HR exec laments terrible experience of applying for jobs online
Zappos, which has made HR headlines in the past for offering to pay employees to quit, has announced another human resources revolution: The end of job postings.
Jobseekers going to the website of the online shoe and clothing retailer are met with a screen that reads, “No more job postings?! What’s up with that?”
In a web post on ere.net, Mike Bailen — a senior HR manager with Zappos — explained the reasoning behind the decision.
“Recruiting has become a walking contradiction,” he wrote. “We care about the candidate experience, but we spend five to seven seconds looking at a resumé. We are dedicated to get back to all candidates in an effort to provide great service, but the majority of candidates get a rejection email.”
He pointed out that the company received 31,000 job applications last year, and hired 1.5 per cent of them. He talked about the link between employment brand and company brand, and lamented the fact that jobseekers are allowed to “slip into a black hole.”
“I don’t want our first interaction with someone to be over a rejection email template,” wrote Bailen.

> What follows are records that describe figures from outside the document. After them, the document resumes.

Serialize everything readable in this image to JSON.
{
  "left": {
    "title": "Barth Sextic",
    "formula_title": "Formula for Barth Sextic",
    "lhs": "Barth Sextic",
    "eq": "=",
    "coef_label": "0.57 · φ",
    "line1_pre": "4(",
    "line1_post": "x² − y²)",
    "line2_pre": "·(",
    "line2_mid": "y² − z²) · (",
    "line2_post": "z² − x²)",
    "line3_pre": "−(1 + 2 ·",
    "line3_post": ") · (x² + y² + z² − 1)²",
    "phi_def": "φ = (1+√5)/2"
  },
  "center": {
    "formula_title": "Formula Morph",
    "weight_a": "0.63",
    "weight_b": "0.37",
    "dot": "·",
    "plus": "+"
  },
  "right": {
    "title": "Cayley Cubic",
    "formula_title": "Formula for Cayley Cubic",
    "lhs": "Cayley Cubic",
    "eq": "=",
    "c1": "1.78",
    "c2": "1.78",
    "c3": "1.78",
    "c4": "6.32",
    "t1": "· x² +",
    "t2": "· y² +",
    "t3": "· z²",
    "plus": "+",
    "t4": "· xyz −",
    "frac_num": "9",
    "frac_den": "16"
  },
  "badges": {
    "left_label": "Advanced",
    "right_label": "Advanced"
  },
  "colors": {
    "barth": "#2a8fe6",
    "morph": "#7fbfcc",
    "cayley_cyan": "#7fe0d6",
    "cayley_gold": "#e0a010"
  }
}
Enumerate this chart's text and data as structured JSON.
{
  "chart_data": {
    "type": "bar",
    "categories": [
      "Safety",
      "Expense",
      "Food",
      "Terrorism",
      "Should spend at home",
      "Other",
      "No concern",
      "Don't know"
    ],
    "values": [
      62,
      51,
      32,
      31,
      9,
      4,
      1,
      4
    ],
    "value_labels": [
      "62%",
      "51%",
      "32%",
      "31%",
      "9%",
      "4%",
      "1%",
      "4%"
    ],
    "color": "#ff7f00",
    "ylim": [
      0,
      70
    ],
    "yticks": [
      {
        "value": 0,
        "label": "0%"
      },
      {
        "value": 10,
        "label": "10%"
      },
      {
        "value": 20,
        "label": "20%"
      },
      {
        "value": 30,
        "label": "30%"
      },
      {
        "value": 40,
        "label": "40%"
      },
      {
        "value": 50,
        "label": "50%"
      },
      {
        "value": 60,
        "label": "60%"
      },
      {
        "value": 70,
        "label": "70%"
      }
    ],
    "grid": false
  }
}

So, after some “sleepless nights, lots of brainstorming and some liquid courage,” Zappos decided to take a drastic step and axe job postings, he wrote. In its place, the company has set up the “Zappos Insider” program for people who want to work for the company. It explains it thusly on its website:
“We want to have real conversations with you and give you a chance to interact with us by introducing yourself, asking questions and getting the answers you seek,” it reads. “If we both already know each other, then we’ll know exactly what type of role is perfect for you if/when a position becomes available.”
Jobseekers can set up a profile, and pick the department at Zappos they would most likely be interested in — and then the company takes it from there. Applicants don’t need to join multiple teams, because the recruiting team will be able to search all candidates for any roles throughout the company.